The years have gone by and we’ve gone separate ways and we’ve little in common n ow, but we’re still an intimate part of each other’s past. And so whenever we go to Detroit we always go to visit this friend of our girlhood. Who knows how we looked when our teeth were straightened.
Who knows how we talked before our voice got un-Brooklyned. Who knows what we are before we learned about artichokes. And who, by her presence, puts us in touch with an earlier part of ourself, a part of ourself it’s important never to lose.
“What this friend means to me and what I mean to her,” says Grace, “is having a sister without sibling rivalry. We know the texture of each other’s lives. She remembers my grandmother’s cabbage soup, I remember the way her uncle played the piano. There’s simply no other friend who remembers those things.”

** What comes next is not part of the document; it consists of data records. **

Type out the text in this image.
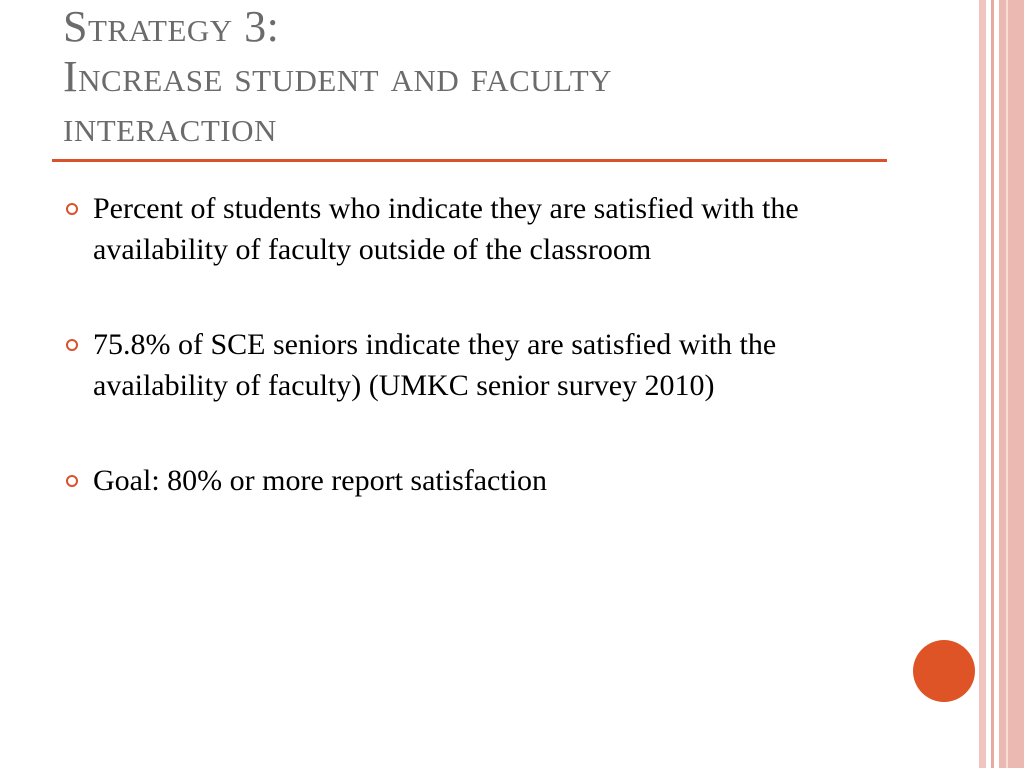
Strategy 3:
Increase student and faculty
interaction
Percent of students who indicate they are satisfied with the availability of faculty outside of the classroom
75.8% of SCE seniors indicate they are satisfied with the availability of faculty) (UMKC senior survey 2010)
Goal: 80% or more report satisfaction
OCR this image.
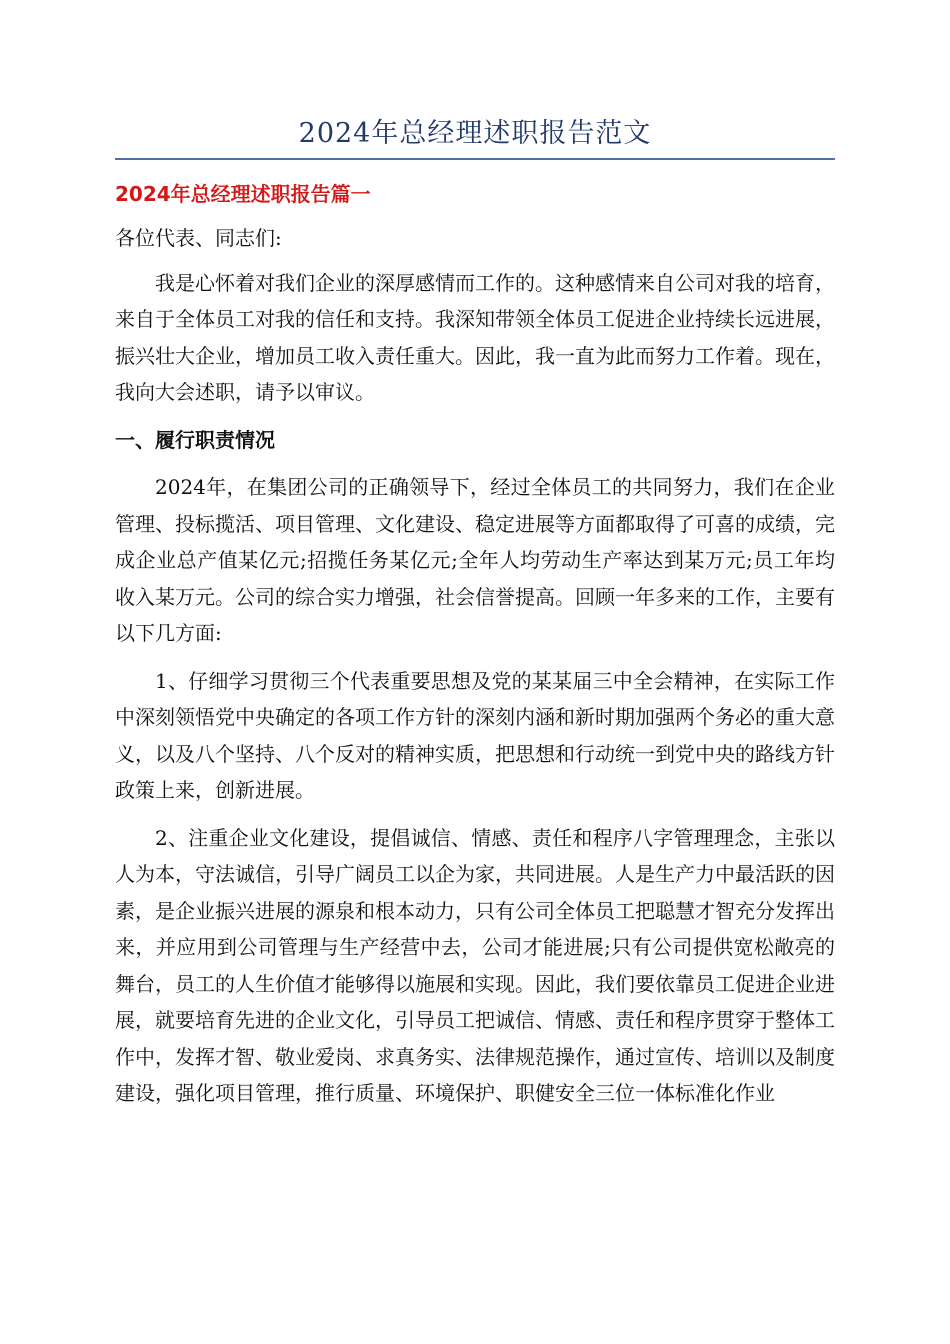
2024年总经理述职报告范文
2024年总经理述职报告篇一
各位代表、同志们:

我是心怀着对我们企业的深厚感情而工作的。这种感情来自公司对我的培育，来自于全体员工对我的信任和支持。我深知带领全体员工促进企业持续长远进展，振兴壮大企业，增加员工收入责任重大。因此，我一直为此而努力工作着。现在，我向大会述职，请予以审议。

一、履行职责情况

2024年，在集团公司的正确领导下，经过全体员工的共同努力，我们在企业管理、投标揽活、项目管理、文化建设、稳定进展等方面都取得了可喜的成绩，完成企业总产值某亿元;招揽任务某亿元;全年人均劳动生产率达到某万元;员工年均收入某万元。公司的综合实力增强，社会信誉提高。回顾一年多来的工作，主要有以下几方面:

1、仔细学习贯彻三个代表重要思想及党的某某届三中全会精神，在实际工作中深刻领悟党中央确定的各项工作方针的深刻内涵和新时期加强两个务必的重大意义，以及八个坚持、八个反对的精神实质，把思想和行动统一到党中央的路线方针政策上来，创新进展。

2、注重企业文化建设，提倡诚信、情感、责任和程序八字管理理念，主张以人为本，守法诚信，引导广阔员工以企为家，共同进展。人是生产力中最活跃的因素，是企业振兴进展的源泉和根本动力，只有公司全体员工把聪慧才智充分发挥出来，并应用到公司管理与生产经营中去，公司才能进展;只有公司提供宽松敞亮的舞台，员工的人生价值才能够得以施展和实现。因此，我们要依靠员工促进企业进展，就要培育先进的企业文化，引导员工把诚信、情感、责任和程序贯穿于整体工作中，发挥才智、敬业爱岗、求真务实、法律规范操作，通过宣传、培训以及制度建设，强化项目管理，推行质量、环境保护、职健安全三位一体标准化作业
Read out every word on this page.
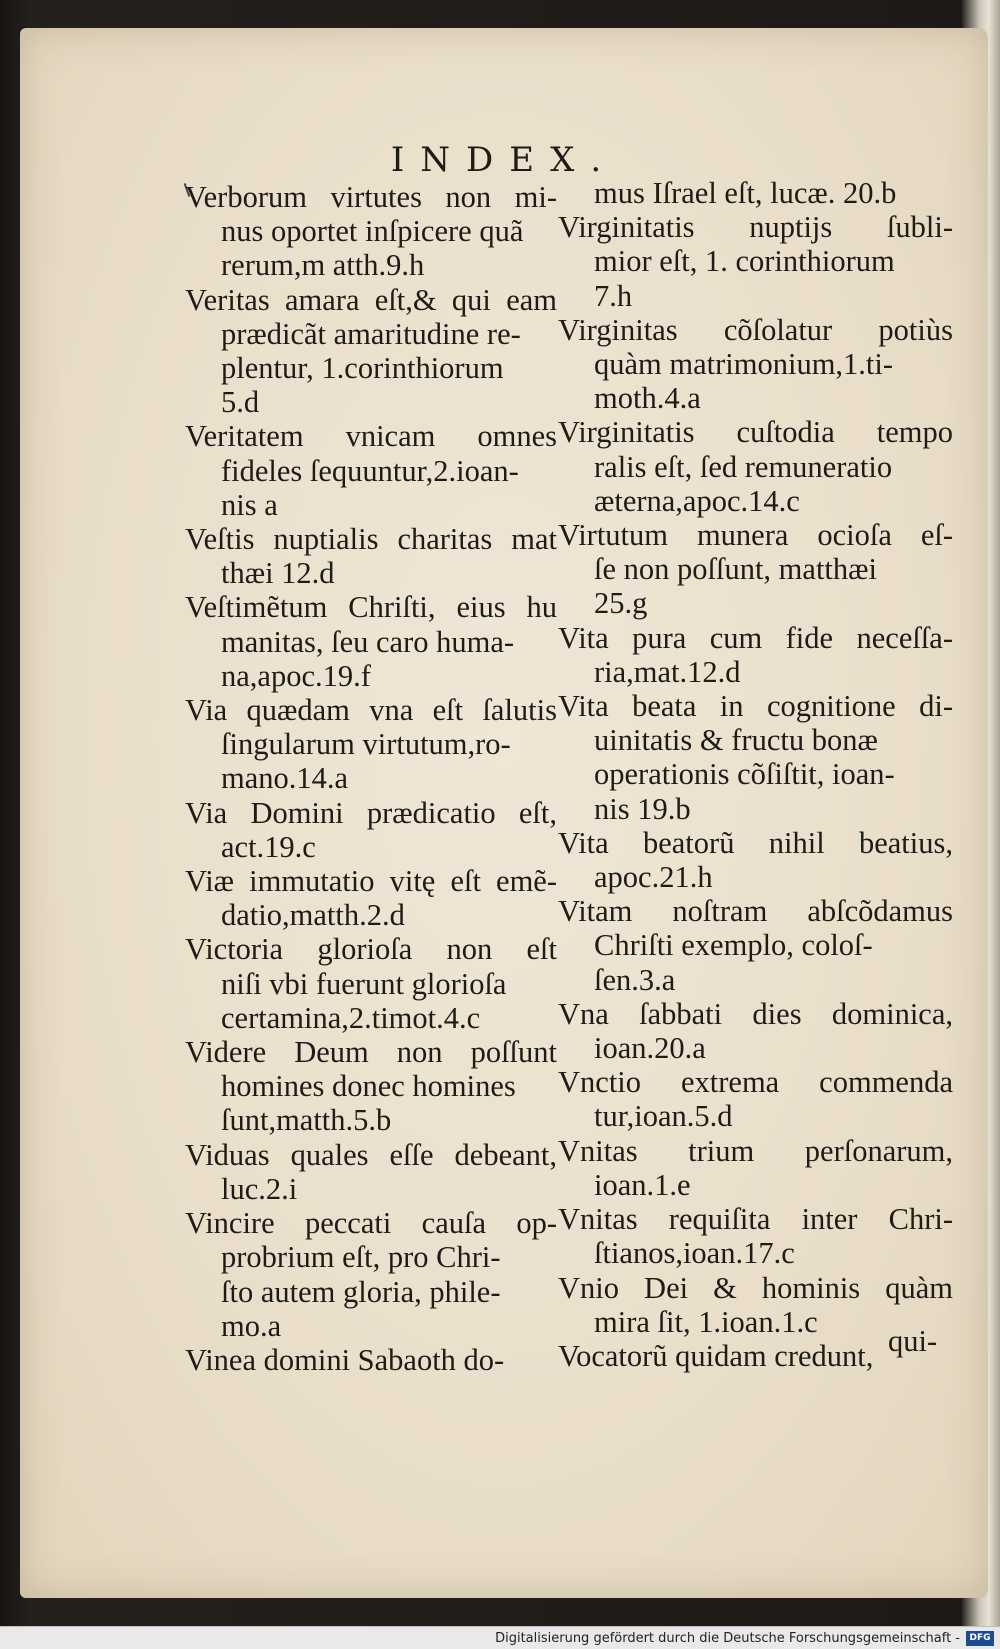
INDEX.
Verborum virtutes non mi-
nus oportet inſpicere quã
rerum,m atth.9.h
Veritas amara eſt,& qui eam
prædicãt amaritudine re-
plentur, 1.corinthiorum
5.d
Veritatem vnicam omnes
fideles ſequuntur,2.ioan-
nis a
Veſtis nuptialis charitas mat
thæi 12.d
Veſtimẽtum Chriſti, eius hu
manitas, ſeu caro huma-
na,apoc.19.f
Via quædam vna eſt ſalutis
ſingularum virtutum,ro-
mano.14.a
Via Domini prædicatio eſt,
act.19.c
Viæ immutatio vitę eſt emẽ-
datio,matth.2.d
Victoria glorioſa non eſt
niſi vbi fuerunt glorioſa
certamina,2.timot.4.c
Videre Deum non poſſunt
homines donec homines
ſunt,matth.5.b
Viduas quales eſſe debeant,
luc.2.i
Vincire peccati cauſa op-
probrium eſt, pro Chri-
ſto autem gloria, phile-
mo.a
Vinea domini Sabaoth do-
mus Iſrael eſt, lucæ. 20.b
Virginitatis nuptijs ſubli-
mior eſt, 1. corinthiorum
7.h
Virginitas cõſolatur potiùs
quàm matrimonium,1.ti-
moth.4.a
Virginitatis cuſtodia tempo
ralis eſt, ſed remuneratio
æterna,apoc.14.c
Virtutum munera ocioſa eſ-
ſe non poſſunt, matthæi
25.g
Vita pura cum fide neceſſa-
ria,mat.12.d
Vita beata in cognitione di-
uinitatis & fructu bonæ
operationis cõſiſtit, ioan-
nis 19.b
Vita beatorũ nihil beatius,
apoc.21.h
Vitam noſtram abſcõdamus
Chriſti exemplo, coloſ-
ſen.3.a
Vna ſabbati dies dominica,
ioan.20.a
Vnctio extrema commenda
tur,ioan.5.d
Vnitas trium perſonarum,
ioan.1.e
Vnitas requiſita inter Chri-
ſtianos,ioan.17.c
Vnio Dei & hominis quàm
mira ſit, 1.ioan.1.c
Vocatorũ quidam credunt, qui-
Digitalisierung gefördert durch die Deutsche Forschungsgemeinschaft -	DFG
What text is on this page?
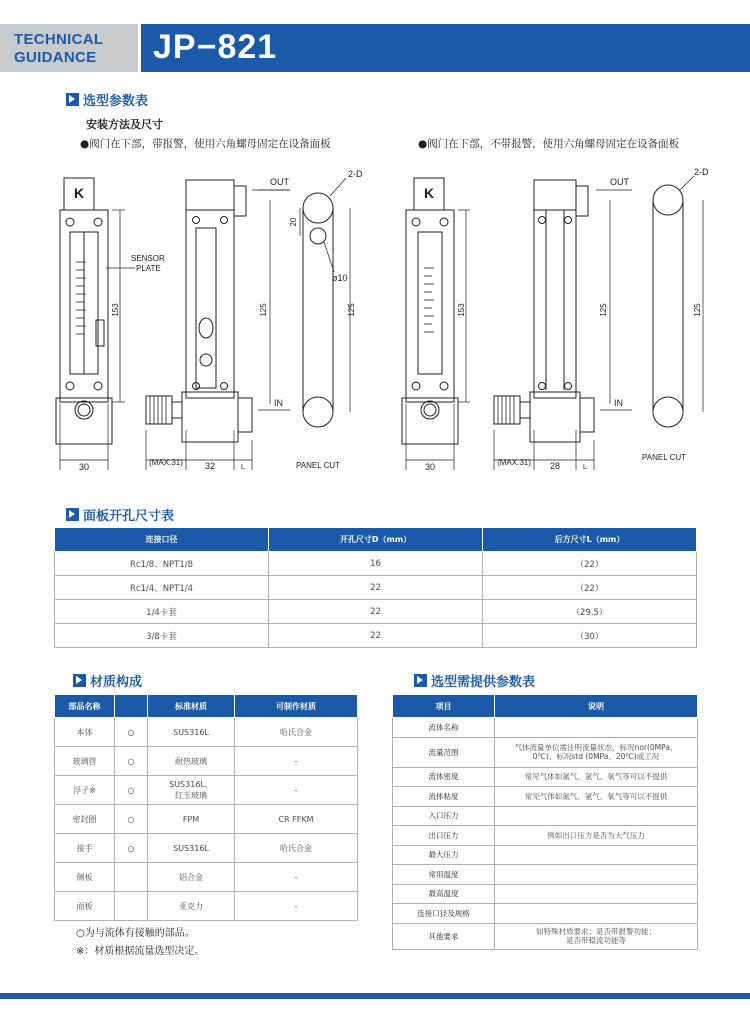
TECHNICAL
GUIDANCE	JP−821
选型参数表
安装方法及尺寸
●阀门在下部，带报警，使用六角螺母固定在设备面板	●阀门在下部，不带报警，使用六角螺母固定在设备面板
K
30
SENSOR
PLATE
153
(MAX.31) 32	L
125
OUT
IN
2-D
20
ø10
125
PANEL CUT
K
30
153
(MAX.31) 28	L
125
OUT
IN
2-D
125
PANEL CUT
面板开孔尺寸表
连接口径	开孔尺寸D（mm）	后方尺寸L（mm）
Rc1/8、NPT1/8	16	（22）
Rc1/4、NPT1/4	22	（22）
1/4卡套	22	（29.5）
3/8卡套	22	（30）
材质构成
部品名称		标准材质	可制作材质
本体	○	SUS316L	哈氏合金
玻璃管	○	耐热玻璃	-
浮子※	○	SUS316L、
红玉玻璃	-
密封圈	○	FPM	CR FFKM
接手	○	SUS316L	哈氏合金
侧板		铝合金	-
面板		亚克力	-
○为与流体有接触的部品。
※：材质根据流量选型决定。
选型需提供参数表
项目	说明
流体名称	
流量范围	气体流量单位需注明流量状态，标况nor(0MPa、
0℃)、标况std (0MPa、20℃)或工况
流体密度	常见气体如氮气、氩气、氧气等可以不提供
流体粘度	常见气体如氮气、氩气、氧气等可以不提供
入口压力	
出口压力	例如出口压力是否为大气压力
最大压力	
常用温度	
最高温度	
连接口径及规格	
其他要求	如特殊材质要求；是否带报警功能；
是否带稳流功能等
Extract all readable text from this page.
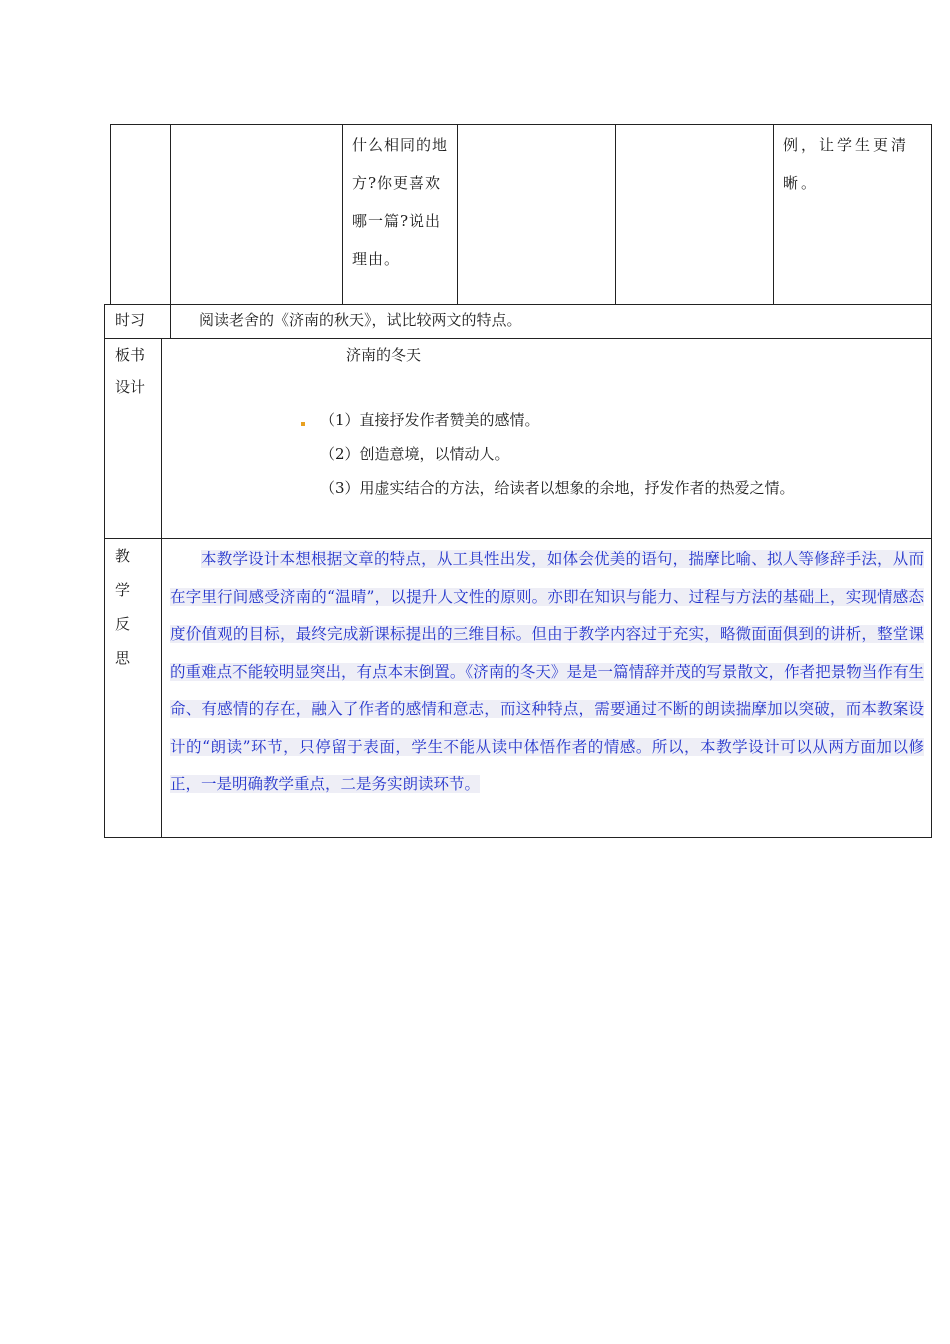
什么相同的地方?你更喜欢哪一篇?说出理由。
例，让学生更清晰。
时习	阅读老舍的《济南的秋天》，试比较两文的特点。
板书
设计
济南的冬天
（1）直接抒发作者赞美的感情。
（2）创造意境，以情动人。
（3）用虚实结合的方法，给读者以想象的余地，抒发作者的热爱之情。
教
学
反
思
本教学设计本想根据文章的特点，从工具性出发，如体会优美的语句，揣摩比喻、拟人等修辞手法，从而在字里行间感受济南的“温晴”，以提升人文性的原则。亦即在知识与能力、过程与方法的基础上，实现情感态度价值观的目标，最终完成新课标提出的三维目标。但由于教学内容过于充实，略微面面俱到的讲析，整堂课的重难点不能较明显突出，有点本末倒置。《济南的冬天》是是一篇情辞并茂的写景散文，作者把景物当作有生命、有感情的存在，融入了作者的感情和意志，而这种特点，需要通过不断的朗读揣摩加以突破，而本教案设计的“朗读”环节，只停留于表面，学生不能从读中体悟作者的情感。所以，本教学设计可以从两方面加以修正，一是明确教学重点，二是务实朗读环节。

What this friend means to me and what I mean to her?
4. Crossroads friends. Like historical friends, our crossroads friends are important for what was—for the friendship we shared at a crucial, now past, time of life. A time, perhaps, when we roamed in college together; or worked as eager young singles in the Big City together; or went together, as my friend Elizabeth and I did, through pregnancy, birth, and that scary first year of new motherhood.
Crossroads friends forge powerful links, links strong enough to endure with not much more contact than once-a-year letters at Christmas. And out of respect for those crossroads years, for those dramas and dreams we once shared, we will always be friends.